Ok, but by wording such a problem as if it is about people, I think the problem mis-represents what it says the problem is. As with many math “story problems”, there is a mathematical problem that the author really wants the reader to translate it into. But the wording could be translated differently, in ways that that seem to me as much (or more) reasonable or realistic for the story given.
Also common is to not very clearly state what mathematical aspect the question wants answered, because again it’s hidden by describing the question as if it were natural. In this example, maybe the question is thinking of infinitesimal points and micro-distances, and is going to tell the reader that they never meet, because they’re always only moving half the distance, never the whole distance (even though in reality, people would declare each other to have “met” when they reached whatever distance they considered having met).

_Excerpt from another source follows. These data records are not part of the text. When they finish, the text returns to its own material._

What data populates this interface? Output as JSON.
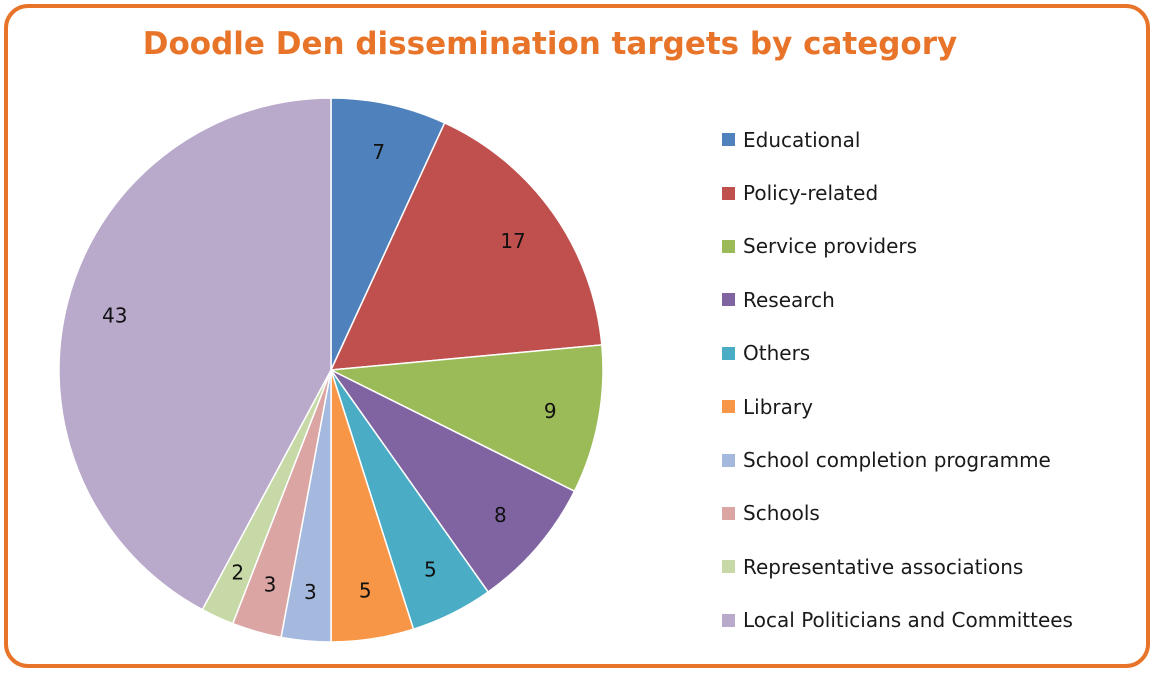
{
  "chart_data": {
    "type": "pie",
    "title": "Doodle Den dissemination targets by category",
    "legend_position": "right",
    "series": [
      {
        "name": "Educational",
        "value": 7,
        "color": "#4f81bd"
      },
      {
        "name": "Policy-related",
        "value": 17,
        "color": "#c0504d"
      },
      {
        "name": "Service providers",
        "value": 9,
        "color": "#9bbb59"
      },
      {
        "name": "Research",
        "value": 8,
        "color": "#8064a2"
      },
      {
        "name": "Others",
        "value": 5,
        "color": "#4bacc6"
      },
      {
        "name": "Library",
        "value": 5,
        "color": "#f79646"
      },
      {
        "name": "School completion programme",
        "value": 3,
        "color": "#a5b9de"
      },
      {
        "name": "Schools",
        "value": 3,
        "color": "#dba5a4"
      },
      {
        "name": "Representative associations",
        "value": 2,
        "color": "#c7d9a7"
      },
      {
        "name": "Local Politicians and Committees",
        "value": 43,
        "color": "#b9a9cb"
      }
    ]
  },
  "colors": {
    "frame_border": "#e8742a",
    "title_color": "#e8742a"
  }
}
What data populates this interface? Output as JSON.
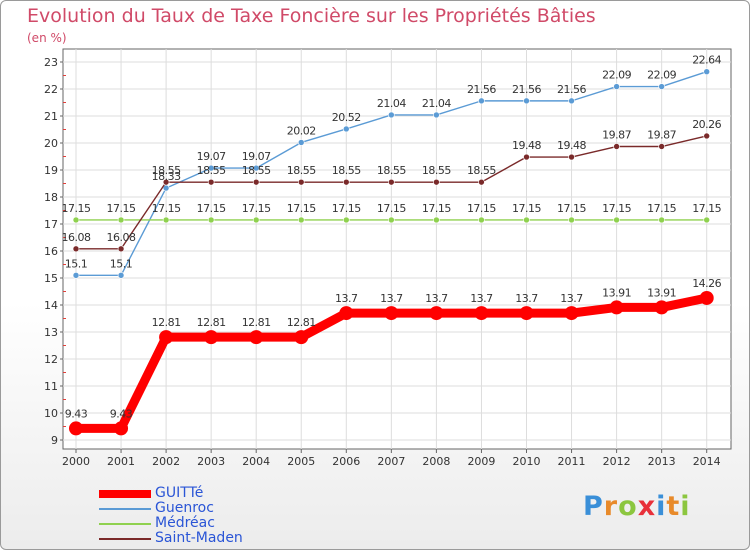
{
  "chart_data": {
    "type": "line",
    "title": "Evolution du Taux de Taxe Foncière sur les Propriétés Bâties",
    "ylabel": "(en %)",
    "xlabel": "",
    "ylim": [
      9,
      23
    ],
    "yticks": [
      "9",
      "10",
      "11",
      "12",
      "13",
      "14",
      "15",
      "16",
      "17",
      "18",
      "19",
      "20",
      "21",
      "22",
      "23"
    ],
    "categories": [
      "2000",
      "2001",
      "2002",
      "2003",
      "2004",
      "2005",
      "2006",
      "2007",
      "2008",
      "2009",
      "2010",
      "2011",
      "2012",
      "2013",
      "2014"
    ],
    "grid": true,
    "legend_position": "bottom-left",
    "series": [
      {
        "name": "GUITTé",
        "color": "#ff0000",
        "values": [
          9.43,
          9.43,
          12.81,
          12.81,
          12.81,
          12.81,
          13.7,
          13.7,
          13.7,
          13.7,
          13.7,
          13.7,
          13.91,
          13.91,
          14.26
        ],
        "labels": [
          "9.43",
          "9.43",
          "12.81",
          "12.81",
          "12.81",
          "12.81",
          "13.7",
          "13.7",
          "13.7",
          "13.7",
          "13.7",
          "13.7",
          "13.91",
          "13.91",
          "14.26"
        ]
      },
      {
        "name": "Guenroc",
        "color": "#5b9bd5",
        "values": [
          15.1,
          15.1,
          18.33,
          19.07,
          19.07,
          20.02,
          20.52,
          21.04,
          21.04,
          21.56,
          21.56,
          21.56,
          22.09,
          22.09,
          22.64
        ],
        "labels": [
          "15.1",
          "15.1",
          "18.33",
          "19.07",
          "19.07",
          "20.02",
          "20.52",
          "21.04",
          "21.04",
          "21.56",
          "21.56",
          "21.56",
          "22.09",
          "22.09",
          "22.64"
        ]
      },
      {
        "name": "Médréac",
        "color": "#8fd14f",
        "values": [
          17.15,
          17.15,
          17.15,
          17.15,
          17.15,
          17.15,
          17.15,
          17.15,
          17.15,
          17.15,
          17.15,
          17.15,
          17.15,
          17.15,
          17.15
        ],
        "labels": [
          "17.15",
          "17.15",
          "17.15",
          "17.15",
          "17.15",
          "17.15",
          "17.15",
          "17.15",
          "17.15",
          "17.15",
          "17.15",
          "17.15",
          "17.15",
          "17.15",
          "17.15"
        ]
      },
      {
        "name": "Saint-Maden",
        "color": "#7a2a2a",
        "values": [
          16.08,
          16.08,
          18.55,
          18.55,
          18.55,
          18.55,
          18.55,
          18.55,
          18.55,
          18.55,
          19.48,
          19.48,
          19.87,
          19.87,
          20.26
        ],
        "labels": [
          "16.08",
          "16.08",
          "18.55",
          "18.55",
          "18.55",
          "18.55",
          "18.55",
          "18.55",
          "18.55",
          "18.55",
          "19.48",
          "19.48",
          "19.87",
          "19.87",
          "20.26"
        ]
      }
    ]
  },
  "brand": {
    "letters": [
      {
        "ch": "P",
        "color": "#3a8fd8"
      },
      {
        "ch": "r",
        "color": "#e88a2a"
      },
      {
        "ch": "o",
        "color": "#8cc63f"
      },
      {
        "ch": "x",
        "color": "#e8303a"
      },
      {
        "ch": "i",
        "color": "#3a8fd8"
      },
      {
        "ch": "t",
        "color": "#e88a2a"
      },
      {
        "ch": "i",
        "color": "#8cc63f"
      }
    ]
  }
}
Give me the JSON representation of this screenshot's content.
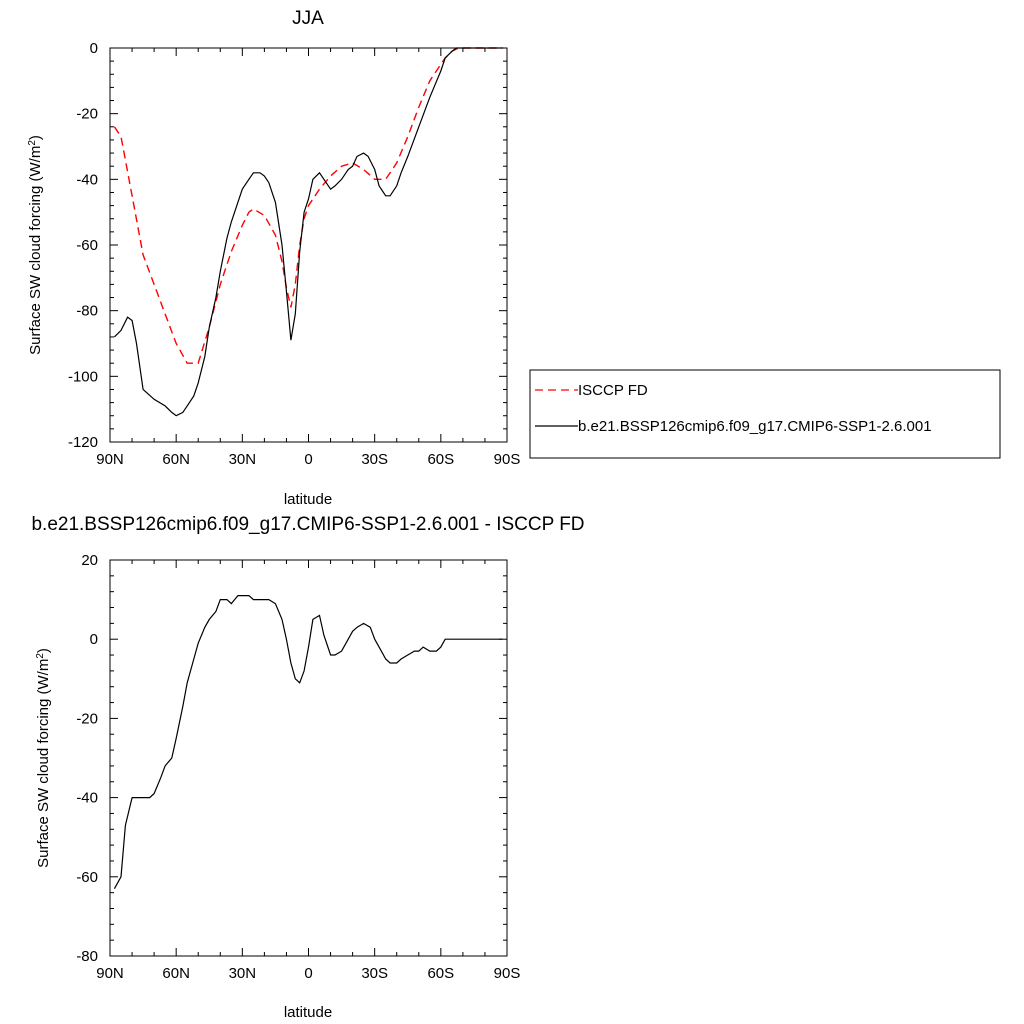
{
  "chart_data": [
    {
      "type": "line",
      "title": "JJA",
      "xlabel": "latitude",
      "ylabel": "Surface SW cloud forcing (W/m",
      "ylabel_sup": "2",
      "ylabel_tail": ")",
      "xlim": [
        -90,
        90
      ],
      "ylim": [
        -120,
        0
      ],
      "xticks": [
        {
          "value": -90,
          "label": "90N"
        },
        {
          "value": -60,
          "label": "60N"
        },
        {
          "value": -30,
          "label": "30N"
        },
        {
          "value": 0,
          "label": "0"
        },
        {
          "value": 30,
          "label": "30S"
        },
        {
          "value": 60,
          "label": "60S"
        },
        {
          "value": 90,
          "label": "90S"
        }
      ],
      "yticks": [
        0,
        -20,
        -40,
        -60,
        -80,
        -100,
        -120
      ],
      "legend": "outside-right",
      "series": [
        {
          "name": "ISCCP FD",
          "color": "#ff0000",
          "dash": "dashed",
          "x": [
            -88,
            -85,
            -80,
            -75,
            -70,
            -65,
            -60,
            -55,
            -50,
            -45,
            -40,
            -35,
            -30,
            -27,
            -25,
            -20,
            -15,
            -12,
            -10,
            -8,
            -6,
            -4,
            -2,
            0,
            2,
            5,
            10,
            15,
            20,
            25,
            30,
            35,
            40,
            45,
            50,
            55,
            60,
            62,
            65,
            68,
            70,
            75,
            80,
            85,
            88
          ],
          "y": [
            -24,
            -27,
            -45,
            -63,
            -72,
            -81,
            -90,
            -96,
            -96,
            -85,
            -72,
            -62,
            -54,
            -50,
            -49,
            -51,
            -57,
            -65,
            -73,
            -79,
            -72,
            -60,
            -52,
            -48,
            -46,
            -43,
            -39,
            -36,
            -35,
            -37,
            -40,
            -40,
            -35,
            -27,
            -18,
            -10,
            -5,
            -3,
            -1,
            0,
            0,
            0,
            0,
            0,
            0
          ]
        },
        {
          "name": "b.e21.BSSP126cmip6.f09_g17.CMIP6-SSP1-2.6.001",
          "color": "#000000",
          "dash": "solid",
          "x": [
            -88,
            -85,
            -82,
            -80,
            -78,
            -75,
            -70,
            -65,
            -62,
            -60,
            -57,
            -55,
            -52,
            -50,
            -47,
            -45,
            -42,
            -40,
            -37,
            -35,
            -32,
            -30,
            -27,
            -25,
            -22,
            -20,
            -18,
            -15,
            -12,
            -10,
            -8,
            -6,
            -4,
            -2,
            0,
            2,
            5,
            8,
            10,
            12,
            15,
            18,
            20,
            22,
            25,
            27,
            30,
            32,
            35,
            37,
            40,
            42,
            45,
            50,
            55,
            60,
            62,
            65,
            67,
            70,
            75,
            80,
            85,
            88
          ],
          "y": [
            -88,
            -86,
            -82,
            -83,
            -90,
            -104,
            -107,
            -109,
            -111,
            -112,
            -111,
            -109,
            -106,
            -102,
            -94,
            -85,
            -76,
            -68,
            -58,
            -53,
            -47,
            -43,
            -40,
            -38,
            -38,
            -39,
            -41,
            -47,
            -60,
            -74,
            -89,
            -81,
            -62,
            -50,
            -46,
            -40,
            -38,
            -41,
            -43,
            -42,
            -40,
            -37,
            -36,
            -33,
            -32,
            -33,
            -37,
            -42,
            -45,
            -45,
            -42,
            -38,
            -33,
            -24,
            -15,
            -7,
            -3,
            -1,
            0,
            0,
            0,
            0,
            0,
            0
          ]
        }
      ]
    },
    {
      "type": "line",
      "title": "b.e21.BSSP126cmip6.f09_g17.CMIP6-SSP1-2.6.001 - ISCCP FD",
      "xlabel": "latitude",
      "ylabel": "Surface SW cloud forcing (W/m",
      "ylabel_sup": "2",
      "ylabel_tail": ")",
      "xlim": [
        -90,
        90
      ],
      "ylim": [
        -80,
        20
      ],
      "xticks": [
        {
          "value": -90,
          "label": "90N"
        },
        {
          "value": -60,
          "label": "60N"
        },
        {
          "value": -30,
          "label": "30N"
        },
        {
          "value": 0,
          "label": "0"
        },
        {
          "value": 30,
          "label": "30S"
        },
        {
          "value": 60,
          "label": "60S"
        },
        {
          "value": 90,
          "label": "90S"
        }
      ],
      "yticks": [
        20,
        0,
        -20,
        -40,
        -60,
        -80
      ],
      "series": [
        {
          "color": "#000000",
          "dash": "solid",
          "x": [
            -88,
            -85,
            -83,
            -80,
            -78,
            -75,
            -72,
            -70,
            -67,
            -65,
            -62,
            -60,
            -57,
            -55,
            -52,
            -50,
            -47,
            -45,
            -42,
            -40,
            -37,
            -35,
            -32,
            -30,
            -27,
            -25,
            -22,
            -20,
            -18,
            -15,
            -12,
            -10,
            -8,
            -6,
            -4,
            -2,
            0,
            2,
            5,
            7,
            10,
            12,
            15,
            18,
            20,
            22,
            25,
            28,
            30,
            32,
            35,
            37,
            40,
            42,
            45,
            48,
            50,
            52,
            55,
            58,
            60,
            62,
            65,
            67,
            70,
            75,
            80,
            85,
            88
          ],
          "y": [
            -63,
            -60,
            -47,
            -40,
            -40,
            -40,
            -40,
            -39,
            -35,
            -32,
            -30,
            -25,
            -17,
            -11,
            -5,
            -1,
            3,
            5,
            7,
            10,
            10,
            9,
            11,
            11,
            11,
            10,
            10,
            10,
            10,
            9,
            5,
            0,
            -6,
            -10,
            -11,
            -8,
            -2,
            5,
            6,
            1,
            -4,
            -4,
            -3,
            0,
            2,
            3,
            4,
            3,
            0,
            -2,
            -5,
            -6,
            -6,
            -5,
            -4,
            -3,
            -3,
            -2,
            -3,
            -3,
            -2,
            0,
            0,
            0,
            0,
            0,
            0,
            0,
            0
          ]
        }
      ]
    }
  ],
  "legend": {
    "entries": [
      "ISCCP FD",
      "b.e21.BSSP126cmip6.f09_g17.CMIP6-SSP1-2.6.001"
    ]
  }
}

And as typical, the question is about behavior and curiosity that almost no one would ever have any real reason or way to do or to ask. Zero effort is put into saying why anyone would ever even think to move half the distance toward another person, nor how they would know the distance of someone a mile away, nor how they’d ever measure or even perceive how far they went (I guess those things are more possible now with smart phones), or why they would care how far each had gone.
Not that the any of the actual math around it isn’t interesting (it is, to me). It’s the gap between what I think when I read about the situation, and what the author expected me to think about the situation, and the displacement of responsibility of communicating that from the author to the student, that bothers me.
Several times in school and university math and physics classes, I tried answering with something like “I am confident that this problem expects me to so standard math problem type 14 here, but the description of the problem I would actually model like [description of a more accurate way to model the problem], which I solve like [elaborate solving of that problem]”, which almost always resulted in zero credit from the teacher.